D’une tyrannie à une dictature
Le romancier s’attache, dans ce livre, à exposer les mécanismes qui amènent à l’installation d’une nouvelle dictature. Il détaille la psychologie de ces individus qui passent d’un quasi statut d’esclave à celui de bourreau. Parmi les cent quatre-vingt personnes du camp, il compose un large éventail de caractères tenant compte du contexte brutal et des conséquences de plusieurs années d’asservissement dans ce camp de travail, véritable camp de concentration.
Avec l’épuisement physique et moral nombre de ces hommes ne sont plus capables de prendre des décisions, ne sont bons qu’à obéir, à être des exécutants.

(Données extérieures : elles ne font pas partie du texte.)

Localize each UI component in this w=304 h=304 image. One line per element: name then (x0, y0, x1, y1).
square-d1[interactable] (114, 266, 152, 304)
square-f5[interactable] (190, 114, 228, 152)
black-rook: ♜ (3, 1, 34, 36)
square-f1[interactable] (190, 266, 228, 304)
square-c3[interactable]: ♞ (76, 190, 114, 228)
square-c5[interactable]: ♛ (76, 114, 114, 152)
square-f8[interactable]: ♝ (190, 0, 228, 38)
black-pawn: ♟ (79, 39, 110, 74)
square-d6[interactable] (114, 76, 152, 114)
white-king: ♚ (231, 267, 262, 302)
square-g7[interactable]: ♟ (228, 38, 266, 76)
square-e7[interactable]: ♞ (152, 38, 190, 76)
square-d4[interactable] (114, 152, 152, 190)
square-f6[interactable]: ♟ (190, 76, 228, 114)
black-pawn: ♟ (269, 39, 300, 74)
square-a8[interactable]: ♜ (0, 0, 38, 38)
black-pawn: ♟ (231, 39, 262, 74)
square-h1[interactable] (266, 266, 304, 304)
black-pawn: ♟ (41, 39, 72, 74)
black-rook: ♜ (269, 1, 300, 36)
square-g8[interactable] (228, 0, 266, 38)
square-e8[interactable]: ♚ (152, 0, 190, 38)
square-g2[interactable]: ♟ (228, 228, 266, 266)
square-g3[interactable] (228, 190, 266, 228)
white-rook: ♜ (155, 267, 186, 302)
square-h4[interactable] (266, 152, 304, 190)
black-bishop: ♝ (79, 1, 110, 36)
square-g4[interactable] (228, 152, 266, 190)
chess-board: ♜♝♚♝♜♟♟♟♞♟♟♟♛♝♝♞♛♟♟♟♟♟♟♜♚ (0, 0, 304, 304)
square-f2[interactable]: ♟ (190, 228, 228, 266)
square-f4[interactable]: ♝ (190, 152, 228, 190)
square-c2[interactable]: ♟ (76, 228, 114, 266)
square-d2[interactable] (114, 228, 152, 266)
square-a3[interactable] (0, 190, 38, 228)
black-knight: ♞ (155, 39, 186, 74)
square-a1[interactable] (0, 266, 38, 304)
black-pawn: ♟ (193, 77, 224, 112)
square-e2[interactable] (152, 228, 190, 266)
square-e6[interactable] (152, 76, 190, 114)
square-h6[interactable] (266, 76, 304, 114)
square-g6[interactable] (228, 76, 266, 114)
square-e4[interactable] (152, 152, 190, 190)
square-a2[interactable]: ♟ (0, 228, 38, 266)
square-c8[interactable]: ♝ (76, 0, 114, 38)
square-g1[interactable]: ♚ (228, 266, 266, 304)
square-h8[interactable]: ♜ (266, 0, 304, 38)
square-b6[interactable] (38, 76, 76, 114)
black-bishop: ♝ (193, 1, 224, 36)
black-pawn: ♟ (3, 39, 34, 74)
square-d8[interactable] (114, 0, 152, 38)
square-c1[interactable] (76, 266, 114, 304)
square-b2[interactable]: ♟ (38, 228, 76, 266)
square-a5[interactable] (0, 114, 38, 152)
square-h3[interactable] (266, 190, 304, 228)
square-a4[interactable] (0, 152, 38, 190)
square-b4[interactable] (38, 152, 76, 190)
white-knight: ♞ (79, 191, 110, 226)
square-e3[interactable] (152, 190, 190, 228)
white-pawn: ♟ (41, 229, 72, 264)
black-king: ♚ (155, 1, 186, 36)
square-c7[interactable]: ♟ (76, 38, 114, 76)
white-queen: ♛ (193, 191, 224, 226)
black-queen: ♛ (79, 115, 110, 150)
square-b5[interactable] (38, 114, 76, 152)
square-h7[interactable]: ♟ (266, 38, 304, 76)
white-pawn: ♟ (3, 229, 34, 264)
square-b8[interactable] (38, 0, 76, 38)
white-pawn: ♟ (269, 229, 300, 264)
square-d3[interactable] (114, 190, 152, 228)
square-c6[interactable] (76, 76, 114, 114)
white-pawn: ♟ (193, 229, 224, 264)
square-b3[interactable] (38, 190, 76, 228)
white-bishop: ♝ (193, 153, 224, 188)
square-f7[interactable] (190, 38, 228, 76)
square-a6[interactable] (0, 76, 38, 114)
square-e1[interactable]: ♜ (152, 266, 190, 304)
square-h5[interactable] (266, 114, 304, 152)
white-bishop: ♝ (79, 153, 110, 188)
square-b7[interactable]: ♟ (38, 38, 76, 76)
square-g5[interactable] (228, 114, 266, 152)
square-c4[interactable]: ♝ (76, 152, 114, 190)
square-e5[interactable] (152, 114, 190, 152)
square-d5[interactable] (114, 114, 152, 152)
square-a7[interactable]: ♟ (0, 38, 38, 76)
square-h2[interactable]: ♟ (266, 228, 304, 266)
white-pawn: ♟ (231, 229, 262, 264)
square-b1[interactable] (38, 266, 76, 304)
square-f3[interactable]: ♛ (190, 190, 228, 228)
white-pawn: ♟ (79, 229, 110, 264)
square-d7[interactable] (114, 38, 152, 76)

“Ils sont partis”. C’est l’incompréhension en ce mois de janvier 1945 ! À l’aube, la troupe de soldats a abandonné le camp de travail de Medved’, au cœur des monts Tatras, en Slovaquie. Les détenus n’en reviennent pas. Dankso est le premier à réagir. Il demande des électriciens pour mesurer les dégâts que les Allemands ont occasionnés à la centrale électrique. Un groupe auquel se joint Elde, un garçon de treize ans, va vérifier l’état des ponts, seules sorties de l’enclave. Le vieux pont routier est piégé, un homme meurt en tentant de passer. Le pont de chemin de fer ouvre sur une voie impraticable.
Ils sont bloqués. Cette communauté de travailleurs, autre nom de prisonniers, est composée de slovaques, d’une communauté d’une vingtaine de femmes et d’un groupe d’Italiens considérés comme la lie dans cette assemblée de malheureux. Dankso, qui a assuré une certaine cohésion dans le camp, compose un gouvernement. Et la nouvelle vie s’organise. Mais, très vite, des tensions se font jour et la situation va empirer au fur et à mesure de la prise de pouvoir de Dankso. Il instaure une véritable dictature faisant presque autant de morts que la tyrannie nazie…
C’est Elde, de son vrai prénom Mathias, qui raconte les événements qui se succèdent lors de ces quelques jours de liberté et la bascule de la communauté.
Philippe Carrese met en place les différentes étapes menant au totalitarisme, instaurant l’autoritarisme, la démagogie, l’élimination des opposants, la désignation de boucs émissaires puis la mise en place d’un climat de peur et d’insécurité. À travers le récit du jeune garçon, c’est le quotidien du camp où tout manque, une série de portraits, les sentiments, les émotions qui touchent ces hommes et ces femmes. Il décrit, outre les mécanismes de la prise de pouvoir, la capacité de soumission des individus.
Le romancier installe, dans ce cadre terrible, une intrigue fort bien conçue qui amène à une conclusion qui interroge sur l’aboutissement d’une vengeance.
Avec ce roman, Philippe Carrese propose un texte d’une grande dureté, presque désespérant car peut-il y avoir une issue ? Pourquoi cette perpétuelle émergence de tyrans, même au plus niveau ?
Est-ce une malédiction, la nécessité pour certains de d’acquérir toujours plus d’avantages, d’avoir le sentiment d’être supérieur, de ne se sentir vivre que dans la griserie du pouvoir ?
serge perraud
Philippe Carrese, Enclave, Éditions de l’aube, coll. “Mikrós littérature”, janvier 2019, 368 p. – 14,00 €.